Kim Kinney doesn’t believe in throwing away gear. In fact, she’s made a career out of sewing, repairing, altering and tailoring gear to extend its lifespan.
Broken zipper? You can save it. Torn crotch on your waterproof pants? It can be patched up.
After dropping out of college to ski, Kinney was trained in the art of tailoring while working at the Little Cottonwood Tailor Shop at Snowbird, Utah.
Now, 20 years later, her Bend, Oregon-based gear-repair shop, Rugged Thread, is a hub for savvy outdoorsmen and women snubbing fast fashion in favor of a more sustainable relationship with their favorite boots, sleeping bags, backpacks and more.
“A lot of people get attached to their gear because they’ve been to a lot of places and have great memories together,” Kinney says. But the reasons for caring for and repairing gear go beyond nostalgia.
“Buying and selling used clothing and gear fills the gap at a fraction of the cost of buying new,” says Kinney. “And people don’t think about the lifecycle of donating broken items to charity.
“Donated items in good working order have a greater chance of being used.”
With the winter season upon us, Kinney says a little TLC can go a long way toward extending the life of your gear for another season or more. Here, her best tips for keeping your cold-weather gear functional so it can avoid a one-way trip to the trash.
Give your gear a checkup before the snow hits
Unpack your winter gear and give it a once-over now, before you’re too deep into the season.
Replace Velcro and shock cord, and patch up torn jackets and pants with a needle and thread or Tenacious Tape, a high-quality fabric tape that doesn’t get sticky and lasts through multiple washings.
“Never use duct tape, because it leaves a sticky mess over time,” says Kinney.
Reapply durable water repellent (DWR) to waterproof jackets and pants
“Waterproof, breathable fabrics perform well because of the exterior durable water repellant (DWR) coating and the inner waterproof membrane, like GORE-TEX®, eVent™, NeoShell® [and] H2No®,” explains Kinney.
The DWR coating is a wax-type treatment that reactivates with heat in your dryer. Eventually, the coating breaks down and needs to be reapplied.
Check with your garment’s manufacturer to see if you need to use spray-on or wash-in products. Kinney recommends aftermarket products like Granger’s, Nikwax, McNett or Penguin.
Wash your outerwear
Outerwear is designed to be rugged and go a long time without a washing, but dirty outerwear doesn’t just smell; it functions poorly.
Manufacturers recommend washing outerwear at home in a front-load washer and advise against dry cleaning, so follow the care tags on your down sweaters, pants and jackets and be sure to patch up holes before you wash anything.
“For fluffy down, add three tennis balls to your dryer and dry on medium-low heat,” says Kinney.
Tailor your new gear for your snow conditions
“There is a place for new gear.
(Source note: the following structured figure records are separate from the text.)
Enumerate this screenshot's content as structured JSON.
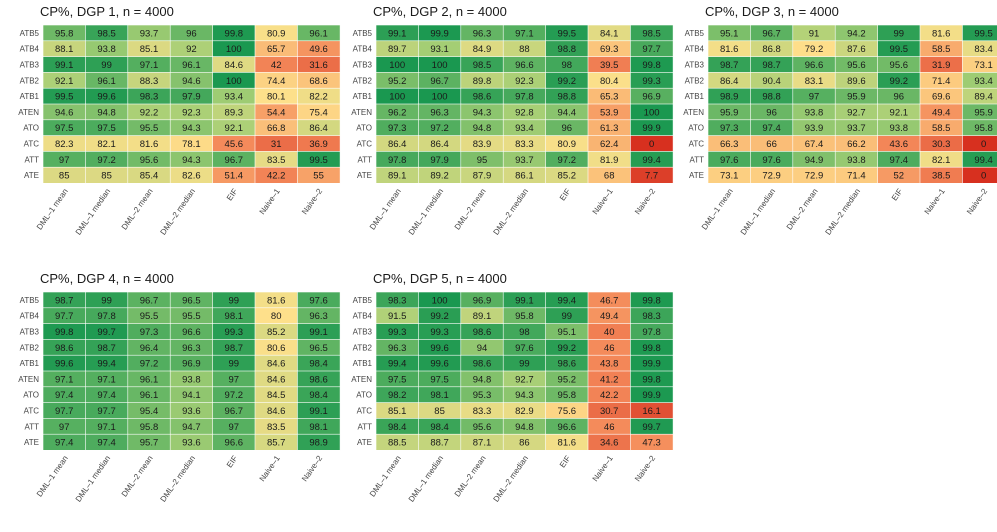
{
  "chart_data": [
    {
      "type": "heatmap",
      "title": "CP%, DGP 1, n = 4000",
      "rows": [
        "ATB5",
        "ATB4",
        "ATB3",
        "ATB2",
        "ATB1",
        "ATEN",
        "ATO",
        "ATC",
        "ATT",
        "ATE"
      ],
      "columns": [
        "DML–1 mean",
        "DML–1 median",
        "DML–2 mean",
        "DML–2 median",
        "EIF",
        "Naive–1",
        "Naive–2"
      ],
      "values": [
        [
          95.8,
          98.5,
          93.7,
          96,
          99.8,
          80.9,
          96.1
        ],
        [
          88.1,
          93.8,
          85.1,
          92,
          100,
          65.7,
          49.6
        ],
        [
          99.1,
          99,
          97.1,
          96.1,
          84.6,
          42,
          31.6
        ],
        [
          92.1,
          96.1,
          88.3,
          94.6,
          100,
          74.4,
          68.6
        ],
        [
          99.5,
          99.6,
          98.3,
          97.9,
          93.4,
          80.1,
          82.2
        ],
        [
          94.6,
          94.8,
          92.2,
          92.3,
          89.3,
          54.4,
          75.4
        ],
        [
          97.5,
          97.5,
          95.5,
          94.3,
          92.1,
          66.8,
          86.4
        ],
        [
          82.3,
          82.1,
          81.6,
          78.1,
          45.6,
          31,
          36.9
        ],
        [
          97,
          97.2,
          95.6,
          94.3,
          96.7,
          83.5,
          99.5
        ],
        [
          85,
          85,
          85.4,
          82.6,
          51.4,
          42.2,
          55
        ]
      ]
    },
    {
      "type": "heatmap",
      "title": "CP%, DGP 2, n = 4000",
      "rows": [
        "ATB5",
        "ATB4",
        "ATB3",
        "ATB2",
        "ATB1",
        "ATEN",
        "ATO",
        "ATC",
        "ATT",
        "ATE"
      ],
      "columns": [
        "DML–1 mean",
        "DML–1 median",
        "DML–2 mean",
        "DML–2 median",
        "EIF",
        "Naive–1",
        "Naive–2"
      ],
      "values": [
        [
          99.1,
          99.9,
          96.3,
          97.1,
          99.5,
          84.1,
          98.5
        ],
        [
          89.7,
          93.1,
          84.9,
          88,
          98.8,
          69.3,
          97.7
        ],
        [
          100,
          100,
          98.5,
          96.6,
          98,
          39.5,
          99.8
        ],
        [
          95.2,
          96.7,
          89.8,
          92.3,
          99.2,
          80.4,
          99.3
        ],
        [
          100,
          100,
          98.6,
          97.8,
          98.8,
          65.3,
          96.9
        ],
        [
          96.2,
          96.3,
          94.3,
          92.8,
          94.4,
          53.9,
          100
        ],
        [
          97.3,
          97.2,
          94.8,
          93.4,
          96,
          61.3,
          99.9
        ],
        [
          86.4,
          86.4,
          83.9,
          83.3,
          80.9,
          62.4,
          0
        ],
        [
          97.8,
          97.9,
          95,
          93.7,
          97.2,
          81.9,
          99.4
        ],
        [
          89.1,
          89.2,
          87.9,
          86.1,
          85.2,
          68,
          7.7
        ]
      ]
    },
    {
      "type": "heatmap",
      "title": "CP%, DGP 3, n = 4000",
      "rows": [
        "ATB5",
        "ATB4",
        "ATB3",
        "ATB2",
        "ATB1",
        "ATEN",
        "ATO",
        "ATC",
        "ATT",
        "ATE"
      ],
      "columns": [
        "DML–1 mean",
        "DML–1 median",
        "DML–2 mean",
        "DML–2 median",
        "EIF",
        "Naive–1",
        "Naive–2"
      ],
      "values": [
        [
          95.1,
          96.7,
          91,
          94.2,
          99,
          81.6,
          99.5
        ],
        [
          81.6,
          86.8,
          79.2,
          87.6,
          99.5,
          58.5,
          83.4
        ],
        [
          98.7,
          98.7,
          96.6,
          95.6,
          95.6,
          31.9,
          73.1
        ],
        [
          86.4,
          90.4,
          83.1,
          89.6,
          99.2,
          71.4,
          93.4
        ],
        [
          98.9,
          98.8,
          97,
          95.9,
          96,
          69.6,
          89.4
        ],
        [
          95.9,
          96,
          93.8,
          92.7,
          92.1,
          49.4,
          95.9
        ],
        [
          97.3,
          97.4,
          93.9,
          93.7,
          93.8,
          58.5,
          95.8
        ],
        [
          66.3,
          66,
          67.4,
          66.2,
          43.6,
          30.3,
          0
        ],
        [
          97.6,
          97.6,
          94.9,
          93.8,
          97.4,
          82.1,
          99.4
        ],
        [
          73.1,
          72.9,
          72.9,
          71.4,
          52,
          38.5,
          0
        ]
      ]
    },
    {
      "type": "heatmap",
      "title": "CP%, DGP 4, n = 4000",
      "rows": [
        "ATB5",
        "ATB4",
        "ATB3",
        "ATB2",
        "ATB1",
        "ATEN",
        "ATO",
        "ATC",
        "ATT",
        "ATE"
      ],
      "columns": [
        "DML–1 mean",
        "DML–1 median",
        "DML–2 mean",
        "DML–2 median",
        "EIF",
        "Naive–1",
        "Naive–2"
      ],
      "values": [
        [
          98.7,
          99,
          96.7,
          96.5,
          99,
          81.6,
          97.6
        ],
        [
          97.7,
          97.8,
          95.5,
          95.5,
          98.1,
          80,
          96.3
        ],
        [
          99.8,
          99.7,
          97.3,
          96.6,
          99.3,
          85.2,
          99.1
        ],
        [
          98.6,
          98.7,
          96.4,
          96.3,
          98.7,
          80.6,
          96.5
        ],
        [
          99.6,
          99.4,
          97.2,
          96.9,
          99,
          84.6,
          98.4
        ],
        [
          97.1,
          97.1,
          96.1,
          93.8,
          97,
          84.6,
          98.6
        ],
        [
          97.4,
          97.4,
          96.1,
          94.1,
          97.2,
          84.5,
          98.4
        ],
        [
          97.7,
          97.7,
          95.4,
          93.6,
          96.7,
          84.6,
          99.1
        ],
        [
          97,
          97.1,
          95.8,
          94.7,
          97,
          83.5,
          98.1
        ],
        [
          97.4,
          97.4,
          95.7,
          93.6,
          96.6,
          85.7,
          98.9
        ]
      ]
    },
    {
      "type": "heatmap",
      "title": "CP%, DGP 5, n = 4000",
      "rows": [
        "ATB5",
        "ATB4",
        "ATB3",
        "ATB2",
        "ATB1",
        "ATEN",
        "ATO",
        "ATC",
        "ATT",
        "ATE"
      ],
      "columns": [
        "DML–1 mean",
        "DML–1 median",
        "DML–2 mean",
        "DML–2 median",
        "EIF",
        "Naive–1",
        "Naive–2"
      ],
      "values": [
        [
          98.3,
          100,
          96.9,
          99.1,
          99.4,
          46.7,
          99.8
        ],
        [
          91.5,
          99.2,
          89.1,
          95.8,
          99,
          49.4,
          98.3
        ],
        [
          99.3,
          99.3,
          98.6,
          98,
          95.1,
          40,
          97.8
        ],
        [
          96.3,
          99.6,
          94,
          97.6,
          99.2,
          46,
          99.8
        ],
        [
          99.4,
          99.6,
          98.6,
          99,
          98.6,
          43.8,
          99.9
        ],
        [
          97.5,
          97.5,
          94.8,
          92.7,
          95.2,
          41.2,
          99.8
        ],
        [
          98.2,
          98.1,
          95.3,
          94.3,
          95.8,
          42.2,
          99.9
        ],
        [
          85.1,
          85,
          83.3,
          82.9,
          75.6,
          30.7,
          16.1
        ],
        [
          98.4,
          98.4,
          95.6,
          94.8,
          96.6,
          46,
          99.7
        ],
        [
          88.5,
          88.7,
          87.1,
          86,
          81.6,
          34.6,
          47.3
        ]
      ]
    }
  ],
  "colors": {
    "scale_low": "#d7301f",
    "scale_mid_low": "#f4895a",
    "scale_mid": "#fee08b",
    "scale_mid_high": "#a6cf75",
    "scale_high": "#1a9850",
    "text": "#1a1a1a",
    "axis_text": "#444444"
  }
}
It’s fun to get new stuff that has the latest technologies, but before you buy new, know your snow,” says Kinney.
“In wet climates like the Pacific Northwest, it’s worth it to spend the extra money to buy fully seam-taped and high water-repellent and waterproof jackets and pants.”
Know the difference between critically seam-taped and fully seam-taped, and understand water-repellency ratings. When buying new pants, look for the best fit through the waist and hips and buy long if you have to; pants can be hemmed easily.
Take advantage of warranty and repair departments
Torn seam? Broken zipper? Your repair could be covered under a manufacturer’s warranty or repaired at a substantially discounted price — with enough lead time.
“Sending your garment in mid-season may take up to eight weeks, so get it in during the shoulder season,” says Kinney. “Some of the best in-house repair companies we know are Patagonia, Outdoor Research, Arc’teryx, Osprey and Kuhl.”
Fix your zippers; it’s easier than you think
“It’s rare to find a person who knows that zippers can be repaired,” says Kinney.
“People are pleasantly surprised to know that most jacket zippers can be repaired on the spot and most tent zippers can be repaired in about 30 minutes.”
Kinney estimates that 75 percent of broken jackets, tents, bags and backpacks only need new sliders. How to tell? If your zipper separates when you zip it closed, then the repair is most likely a new slider.